I get it: I get that she’s an artist and she’s trying to claim that neutral ground that is metaphysically, ethically, linguistically, psychologically etc. possessed by men. Woman is the “other” to man’s dead-center, objective “neutral.” (Clearly, whether she denies feminism or not, she’s learned something from it.) By asserting she has no gender she’s trying to possess that ground—man’s ground. Her body is a neutral canvas that she works and reworks during each performance. I get it. I get that she understands the body as a neutral unit comprised of energy—a body that, through performance, she tries to push to its mortal limit. Her performances, in this regard, are as much psychological tests of endurance as physical ones. Again, I get it.
But the fact of the matter is that her body is not. Her body is not a neutral, genderless canvas. It could never be. Her body is the raw material of her artistry, yes, but/and it is also is a female sexed and female gendered body.

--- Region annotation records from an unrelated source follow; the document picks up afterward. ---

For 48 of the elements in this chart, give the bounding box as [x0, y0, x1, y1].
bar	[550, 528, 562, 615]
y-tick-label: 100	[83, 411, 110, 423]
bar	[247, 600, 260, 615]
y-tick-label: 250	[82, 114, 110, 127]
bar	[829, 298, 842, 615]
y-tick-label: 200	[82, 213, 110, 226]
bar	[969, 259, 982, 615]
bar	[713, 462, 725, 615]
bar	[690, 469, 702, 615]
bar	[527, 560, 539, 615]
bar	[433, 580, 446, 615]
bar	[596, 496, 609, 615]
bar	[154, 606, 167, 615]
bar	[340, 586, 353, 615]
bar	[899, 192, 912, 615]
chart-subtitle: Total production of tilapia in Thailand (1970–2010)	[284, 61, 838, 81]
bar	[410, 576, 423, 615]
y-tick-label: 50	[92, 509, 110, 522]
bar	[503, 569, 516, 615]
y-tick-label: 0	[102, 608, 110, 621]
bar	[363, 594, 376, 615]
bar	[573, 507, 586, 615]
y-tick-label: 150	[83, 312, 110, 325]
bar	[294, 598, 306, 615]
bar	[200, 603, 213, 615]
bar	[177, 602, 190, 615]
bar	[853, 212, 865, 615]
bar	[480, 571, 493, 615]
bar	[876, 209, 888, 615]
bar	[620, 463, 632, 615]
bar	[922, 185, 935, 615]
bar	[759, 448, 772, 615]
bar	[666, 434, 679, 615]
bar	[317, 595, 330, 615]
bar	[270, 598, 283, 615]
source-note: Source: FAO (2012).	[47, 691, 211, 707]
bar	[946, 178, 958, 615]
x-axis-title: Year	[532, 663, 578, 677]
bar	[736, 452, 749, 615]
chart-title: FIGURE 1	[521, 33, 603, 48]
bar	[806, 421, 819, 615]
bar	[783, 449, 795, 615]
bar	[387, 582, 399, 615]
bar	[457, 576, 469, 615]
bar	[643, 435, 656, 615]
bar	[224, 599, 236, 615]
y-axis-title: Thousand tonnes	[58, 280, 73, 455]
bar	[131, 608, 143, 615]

The pills she ingested for “Rhythm 2” in 1974 reacted with the biochemical makeup of her female body (subsequently giving her seizures). The body that the participants of “Rhythm 0” (1974) whipped, cut, and variously “acted upon” was a female body, one with hips, curves, breasts, vagina.
It is a materiality that she cannot deny. She cannot deny the kind of material that she works with, neither can she deny the viewer’s experience (of perceiving, engaging with, and being witness to her female body). “Sitting with the artist,” what is the the first visual cue? The body—always gendered, multiply gendered maybe. Never genderless.
The point here is to not to observe the obvious—that Abramović is a woman with a female body—but it is to emphasize that the materiality of her art is fundamentally female.
Denying her body’s gender is correlative to her denying feminism.
And this brings me back to my original question: why do some women refuse the feminist label?
And don’t give me that trite PoMo crap of “labels are limiting.” At the very least, you need to tell me how a label is limiting you.
Rather, what if we thought about what a label affords or provides an individual?
What about, say, the label of “artist”?
What does calling yourself an “artist” provide you? What does it afford you, in terms of value, whether that value can be quantified (money) or not (community) or indirectly quantifiable (discounted or free artist residences and workspaces).
We all choose labels. We just seem to take issue with some more than others. Here, again, I ask, why, women, oh why are you so resentful of the “feminist” label?
One friend told me that she does not consider herself a feminist because she cannot identify with its history—a white one, and a primarily heterosexual one.
Frankly I think that’s a crap, uncritical excuse. I’m wondering, then, if she calls herself “American,” since I’m pretty sure she doesn’t identify with any of that white male heterosexist bullcrap that has dominated (and defined) our country’s history.
I’m particularly stuck on the refusal of “feminist” because its refusal implies that one harbors an unconscious (or conscious) hatred of women. And, therefore, of yourself. To say you’re not a feminist, to me, is to turn your back on women, on women’s history, and on women’s future. It’s to turn your back on your community. And, again, on yourself.